Which soft skill is the most important is subjective to each clinician and patient’s feelings, but experts agree that there are a set of core emotional intelligence skills, including:

  • Empathy. Being able to actively listen, emotionally connect, and understand how diagnosis and treatments affect a patient’s well-being.
  • Communication. Clearly and compassionately explaining interventions, procedures, and expected outcomes.
  • Self-awareness. Acknowledging biases, managing the effects of stress, and accepting feedback.
  • Teamwork. Working together with colleagues as well as patient support systems.
  • Adaptability and problem-solving. Being able to stay calm in stressful situations, remain solution-oriented, and de-escalate conflicts.

Why empathy is important for doctors.

Research has shown that empathy improves patient outcomes in a number of ways:

  • It builds trust. When patients feel like they can trust their doctor, they are more willing to open up about their histories and be honest about their experience.
  • It promotes better treatment adherence. Trust is a major predictor of patient adherence, and patients who felt that their clinician was empathetic and genuinely cared about them were more likely to take treatments as prescribed.
  • It can decrease severity and duration of illness. Studies have shown that patients with the common cold who perceived their health care providers as empathetic had shorter, less severe bouts of illness.

Soft skills can also help clinicians develop a better understanding of patients with backgrounds that differ from their own.

Empathy and self-awareness are both crucial to delivering culturally competent care, which has been shown to positively improve patient outcomes. There’s a big difference between treating a patient’s symptoms and being aware of larger contexts—the communities they belong to, the social determinants of health that may impact their situation, or if they experience racism, homophobia, and/or transphobia in health care.

But patients aren’t the only ones to benefit from a doctor’s emotional intelligence, it benefits clinicians, too. When a doctor can regulate their own emotional responses and deal with stress they are less likely to experience burnout. Studies have also shown that better communication skills can lower the risk of litigation and malpractice lawsuits. With empathy in health care, everyone wins.

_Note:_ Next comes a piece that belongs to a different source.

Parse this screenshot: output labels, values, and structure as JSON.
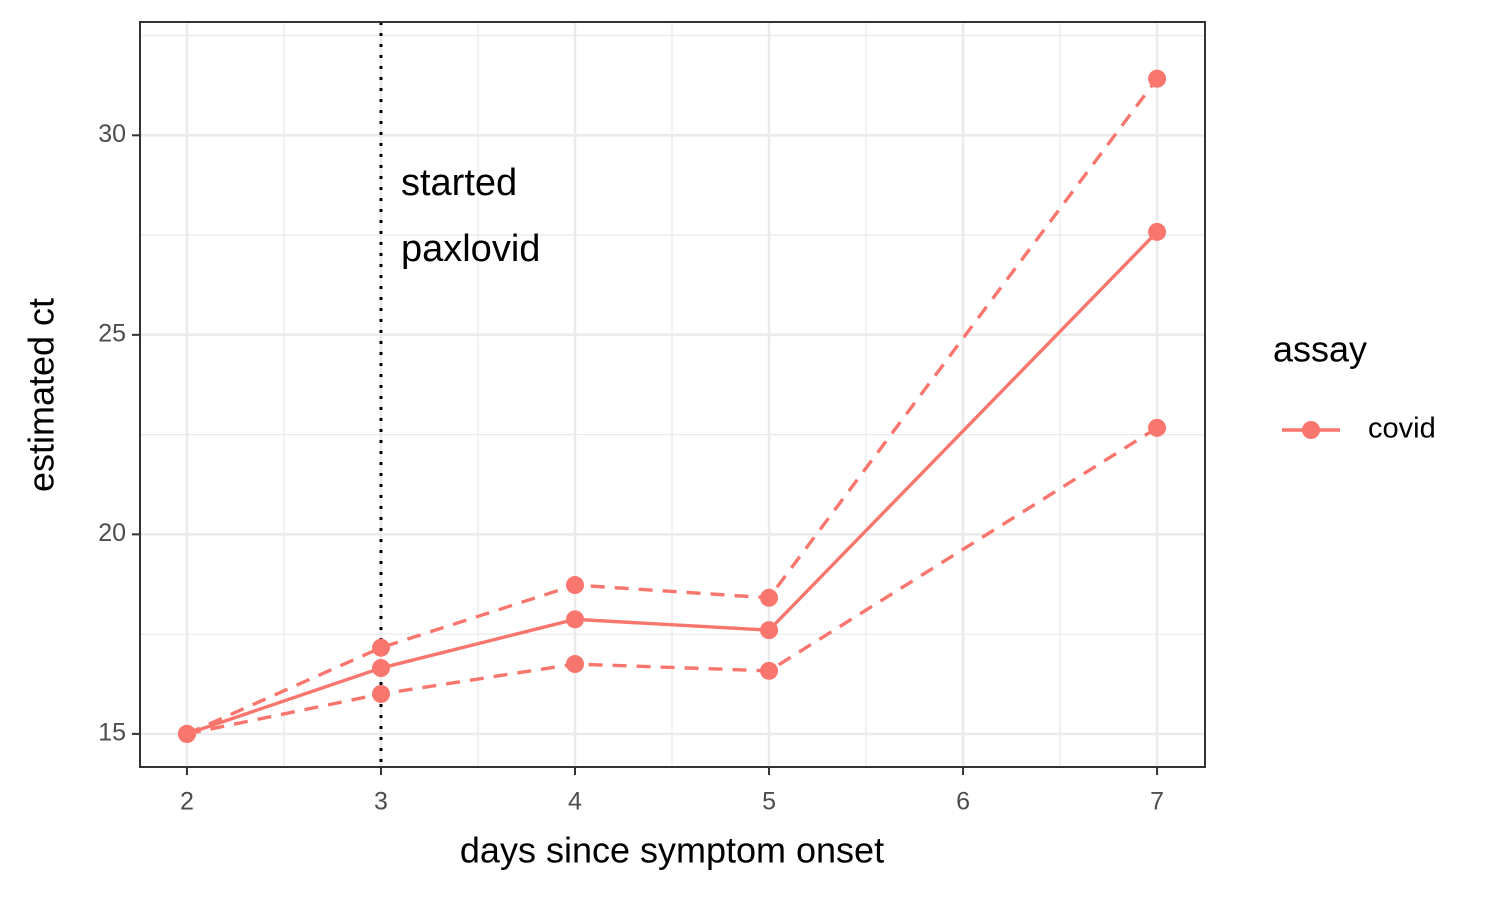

How to improve soft skills training for clinicians.

Emotional intelligence may come naturally for some people, but that doesn’t mean it can’t be learned like any other skill. To improve and expand soft skills training within and outside of medical school relies on many of the same principles of typical compliance training. Clinicians need to commit to learning soft skills as an ongoing process of self-reflection that extends beyond one-off workshops.

  • Mentorship. Ananth Ravi, PhD suggests encouraging medical students to train under clinicians who excel at emotional intelligence skills as well as clinical skills.
  • Practice groups. According to leadership experts Jamil Zaki and Hitendra Wadhwa, using a practice group can accelerate learning by encouraging accountability and camaraderie.
  • Case studies. Lisa Davila, MS, RN lists case studies as a helpful way to learn about challenging skills. By reading how an individual or team was able to navigate a certain issue from start to finish, clinicians can see soft skills in action.

The term “soft skills” implies that skills like stress management, self-awareness, and empathy are easier to achieve than the “hard” skills acquired with a degree.

The truth is, learning soft skills requires practice, ongoing commitment, and a willingness to be vulnerable. It may be challenging at first, but the benefits are wide-ranging for both patients as well as clinicians and health care organizations.